Les 12 registres maladies rares sont des entités vivantes, avec un nombre total de patients inclus proche de 50 000 et une production scientifique importante. Ils associent production d’indicateurs épidémiologiques, recherche clinique et translationnelle, recherche fondamentale. A la fin de l’année 2020, seul un sur 12 de ces registres bénéficie d’un financement public (FranceCoag) et malgré leur
productivité, ces entités restent très fragiles. La BNDMR, financée au moyen d’une Mission d’intérêt générale par la Direction générale de l’organisation des soins (DGOS), collecte au niveau national un ensemble de données communes à toutes les Maladies Rares. Ces informations permettent d’abord un suivi de l’activité des CRMRs par la DGOS. Le projet RADICO, bénéficie du Programme des investissements d’avenir pour près de 10 millions d’euros en 10 ans, est encore au début de son activité et le nombre d’inclusion est d’environ 5 000 patients. Les bases de données des CRMRs, ne bénéficiant pas d’une évaluation publique et n’ont pas été étudiées ici. Elles sont d’abord des instruments de recherche de chaque CRMR concernée. L’ensemble des systèmes de surveillance épidémiologique (registres, RADICO, BNDMR, Bases de données CRMRs) a un coût annuel estimé à 3 à 4 millions
d’euros, qui est à mettre en perspective au coût des soins, qui est au minimum de 2 milliards d’euros annuel.
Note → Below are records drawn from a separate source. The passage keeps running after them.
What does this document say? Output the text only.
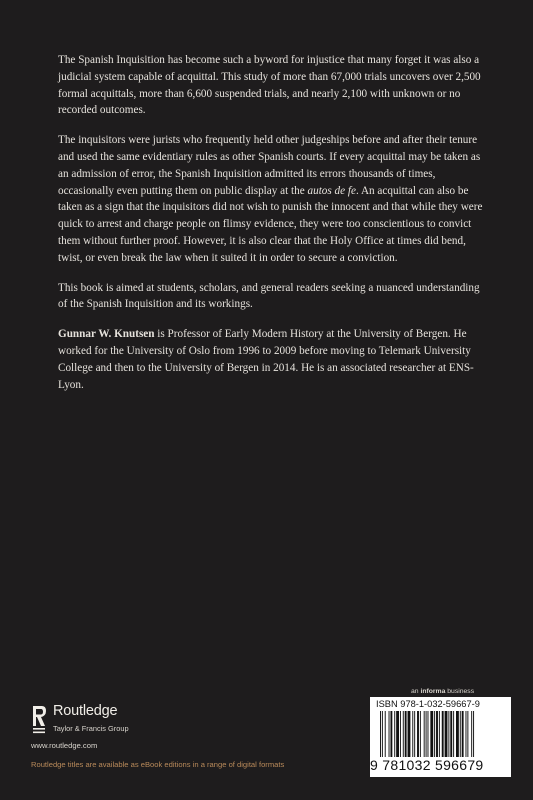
The Spanish Inquisition has become such a byword for injustice that many forget it was also a judicial system capable of acquittal. This study of more than 67,000 trials uncovers over 2,500 formal acquittals, more than 6,600 suspended trials, and nearly 2,100 with unknown or no recorded outcomes.

The inquisitors were jurists who frequently held other judgeships before and after their tenure and used the same evidentiary rules as other Spanish courts. If every acquittal may be taken as an admission of error, the Spanish Inquisition admitted its errors thousands of times, occasionally even putting them on public display at the autos de fe. An acquittal can also be taken as a sign that the inquisitors did not wish to punish the innocent and that while they were quick to arrest and charge people on flimsy evidence, they were too conscientious to convict them without further proof. However, it is also clear that the Holy Office at times did bend, twist, or even break the law when it suited it in order to secure a conviction.

This book is aimed at students, scholars, and general readers seeking a nuanced understanding of the Spanish Inquisition and its workings.

Gunnar W. Knutsen is Professor of Early Modern History at the University of Bergen. He worked for the University of Oslo from 1996 to 2009 before moving to Telemark University College and then to the University of Bergen in 2014. He is an associated researcher at ENS-Lyon.

Routledge
Taylor & Francis Group
www.routledge.com
Routledge titles are available as eBook editions in a range of digital formats
an informa business
ISBN 978-1-032-59667-9
9 781032 596679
Au-delà de l’évaluation des registres existants, ce travail pointe la nécessité de revoir le dispositif épidémiologique maladies rares en France sur 4 aspects :

  1. Evaluation de l’utilité au long cours des soins coûteux : Compte tenu des coûts majeurs des soins et en particulier des médicaments destinés aux maladies rares, la puissance publique doit favoriser la mise en place de registres / cohortes nationales de maladies, indépendants des industriels pour disposer
    d’évaluations de l’impact des soins sur le devenir au long cours des patients en population. Les registres / cohortes, par la précision de leurs informations recueillies, le lien avec des recherches translationnelles et fondamentales sont complémentaires des bases de données institutionnelles, et gardent leur place à l’ère du Big Data.
  2. Coordination des institutions impliquées : Une coordination des acteurs institutionnels impliqués dans la chaîne des décisions pour les Maladies Rares doit être organisée, en associant les parties prenantes : DGOS, DGS, Santé Publique France, ANSM, HAS, Assurance maladie, Inserm, AVIESAN, ANR, Agence de Biomédecine et les CRMRs. La complémentarité des structures existantes doit être encouragée par un pilotage global, unique.
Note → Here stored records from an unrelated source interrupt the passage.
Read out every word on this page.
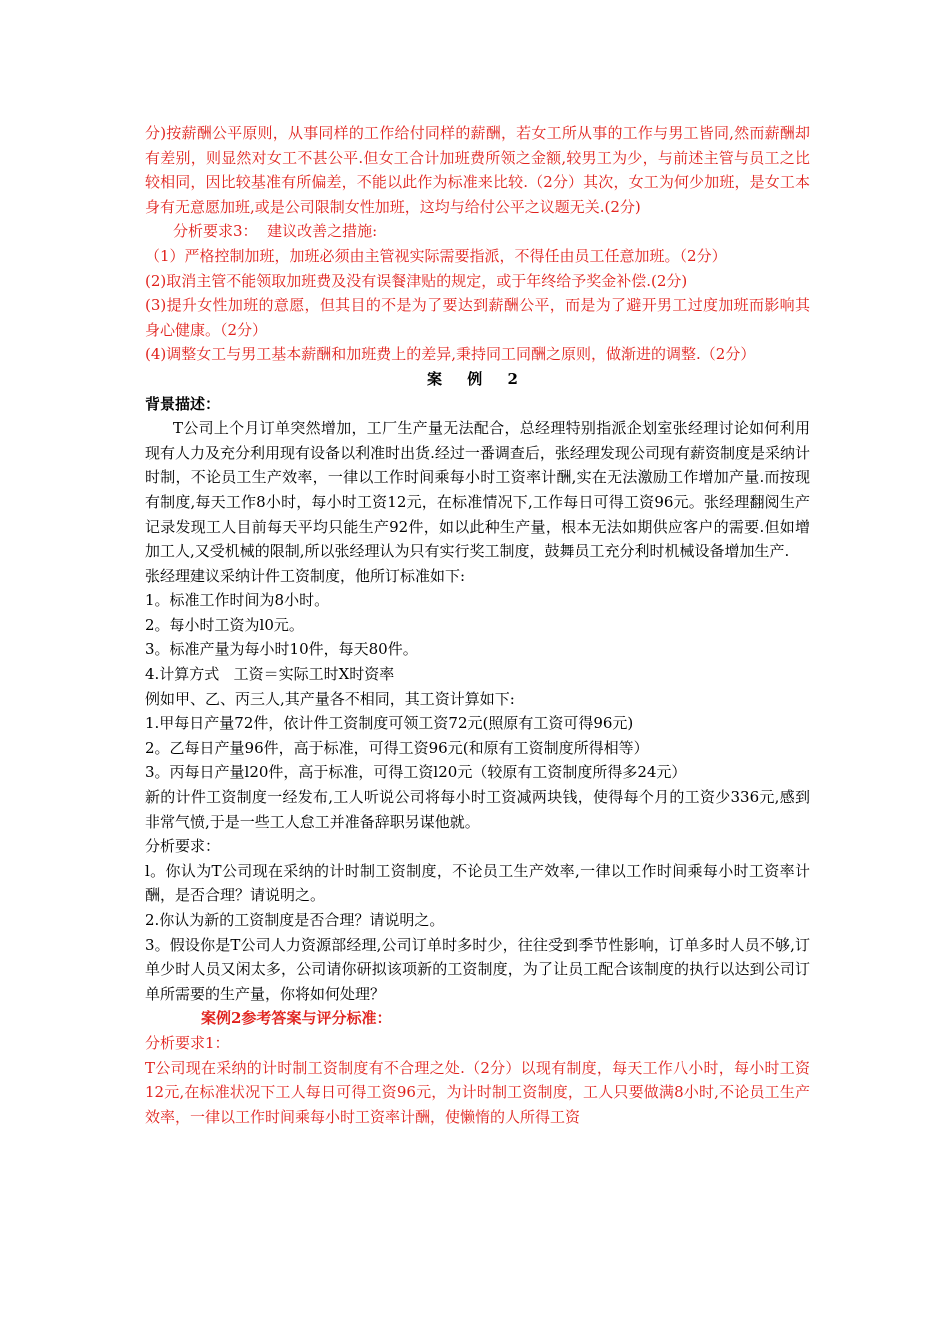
分)按薪酬公平原则，从事同样的工作给付同样的薪酬，若女工所从事的工作与男工皆同,然而薪酬却有差别，则显然对女工不甚公平.但女工合计加班费所领之金额,较男工为少，与前述主管与员工之比较相同，因比较基准有所偏差，不能以此作为标准来比较.（2分）其次，女工为何少加班，是女工本身有无意愿加班,或是公司限制女性加班，这均与给付公平之议题无关.(2分)

分析要求3：  建议改善之措施:

（1）严格控制加班，加班必须由主管视实际需要指派，不得任由员工任意加班。（2分）

(2)取消主管不能领取加班费及没有误餐津贴的规定，或于年终给予奖金补偿.(2分)

(3)提升女性加班的意愿，但其目的不是为了要达到薪酬公平，而是为了避开男工过度加班而影响其身心健康。（2分）

(4)调整女工与男工基本薪酬和加班费上的差异,秉持同工同酬之原则，做渐进的调整.（2分）

案 例 2

背景描述：

T公司上个月订单突然增加，工厂生产量无法配合，总经理特别指派企划室张经理讨论如何利用现有人力及充分利用现有设备以利准时出货.经过一番调查后，张经理发现公司现有薪资制度是采纳计时制，不论员工生产效率，一律以工作时间乘每小时工资率计酬,实在无法激励工作增加产量.而按现有制度,每天工作8小时，每小时工资12元，在标准情况下,工作每日可得工资96元。张经理翻阅生产记录发现工人目前每天平均只能生产92件，如以此种生产量，根本无法如期供应客户的需要.但如增加工人,又受机械的限制,所以张经理认为只有实行奖工制度，鼓舞员工充分利时机械设备增加生产.

张经理建议采纳计件工资制度，他所订标准如下:

1。标准工作时间为8小时。

2。每小时工资为l0元。

3。标准产量为每小时10件，每天80件。

4.计算方式   工资＝实际工时X时资率

例如甲、乙、丙三人,其产量各不相同，其工资计算如下:

1.甲每日产量72件，依计件工资制度可领工资72元(照原有工资可得96元)

2。乙每日产量96件，高于标准，可得工资96元(和原有工资制度所得相等）

3。丙每日产量l20件，高于标准，可得工资l20元（较原有工资制度所得多24元）

新的计件工资制度一经发布,工人听说公司将每小时工资减两块钱，使得每个月的工资少336元,感到非常气愤,于是一些工人怠工并准备辞职另谋他就。

分析要求：

l。你认为T公司现在采纳的计时制工资制度，不论员工生产效率,一律以工作时间乘每小时工资率计酬，是否合理？请说明之。

2.你认为新的工资制度是否合理？请说明之。

3。假设你是T公司人力资源部经理,公司订单时多时少，往往受到季节性影响，订单多时人员不够,订单少时人员又闲太多，公司请你研拟该项新的工资制度，为了让员工配合该制度的执行以达到公司订单所需要的生产量，你将如何处理？

案例2参考答案与评分标准：

分析要求1：

T公司现在采纳的计时制工资制度有不合理之处.（2分）以现有制度，每天工作八小时，每小时工资12元,在标准状况下工人每日可得工资96元，为计时制工资制度，工人只要做满8小时,不论员工生产效率，一律以工作时间乘每小时工资率计酬，使懒惰的人所得工资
  3. Qualité des cohortes maladies rares et communication : La mise à niveau des différentes registres/ cohortes doit être organisée afin d’homogénéiser les pratiques, de s’inscrire complètement dans la dynamique du RGPD et de donner de la visibilité aux données issues des registres, qui restent trop peu diffusés vers le public à ce jour.
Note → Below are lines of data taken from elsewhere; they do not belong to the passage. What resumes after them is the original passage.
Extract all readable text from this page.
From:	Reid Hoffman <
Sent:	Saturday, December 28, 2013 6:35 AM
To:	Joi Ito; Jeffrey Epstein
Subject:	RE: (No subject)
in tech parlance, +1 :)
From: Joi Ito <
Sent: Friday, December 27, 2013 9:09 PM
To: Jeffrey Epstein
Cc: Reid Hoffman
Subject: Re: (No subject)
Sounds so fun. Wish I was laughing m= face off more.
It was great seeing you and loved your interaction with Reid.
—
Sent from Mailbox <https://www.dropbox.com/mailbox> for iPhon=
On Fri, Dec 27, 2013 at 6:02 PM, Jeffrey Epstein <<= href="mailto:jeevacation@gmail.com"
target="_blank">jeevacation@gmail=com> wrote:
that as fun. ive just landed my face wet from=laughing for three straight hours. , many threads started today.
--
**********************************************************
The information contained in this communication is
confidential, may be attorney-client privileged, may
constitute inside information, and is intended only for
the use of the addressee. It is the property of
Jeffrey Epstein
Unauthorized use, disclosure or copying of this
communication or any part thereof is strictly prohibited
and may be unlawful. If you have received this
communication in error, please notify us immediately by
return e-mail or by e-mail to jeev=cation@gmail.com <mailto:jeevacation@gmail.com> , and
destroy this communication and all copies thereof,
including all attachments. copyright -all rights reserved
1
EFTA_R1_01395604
  4. Financement du dispositif épidémiologique : Un financement global de ce système d’information doit être organisé et pourrait s’appuyer sur une contribution des industriels, avec une péréquation des fonds industriels vers l’ensemble des structures animant le suivi épidémiologique ‘maladies rares’.
    Dans leur ensemble ces recommandations résonnent avec la réflexion entamée par le haut conseil de la santé publique (HCSP) concernant les registres à la fois populationnelles (ce que sont les registres MR) et les registres de pratiques et les cohortes.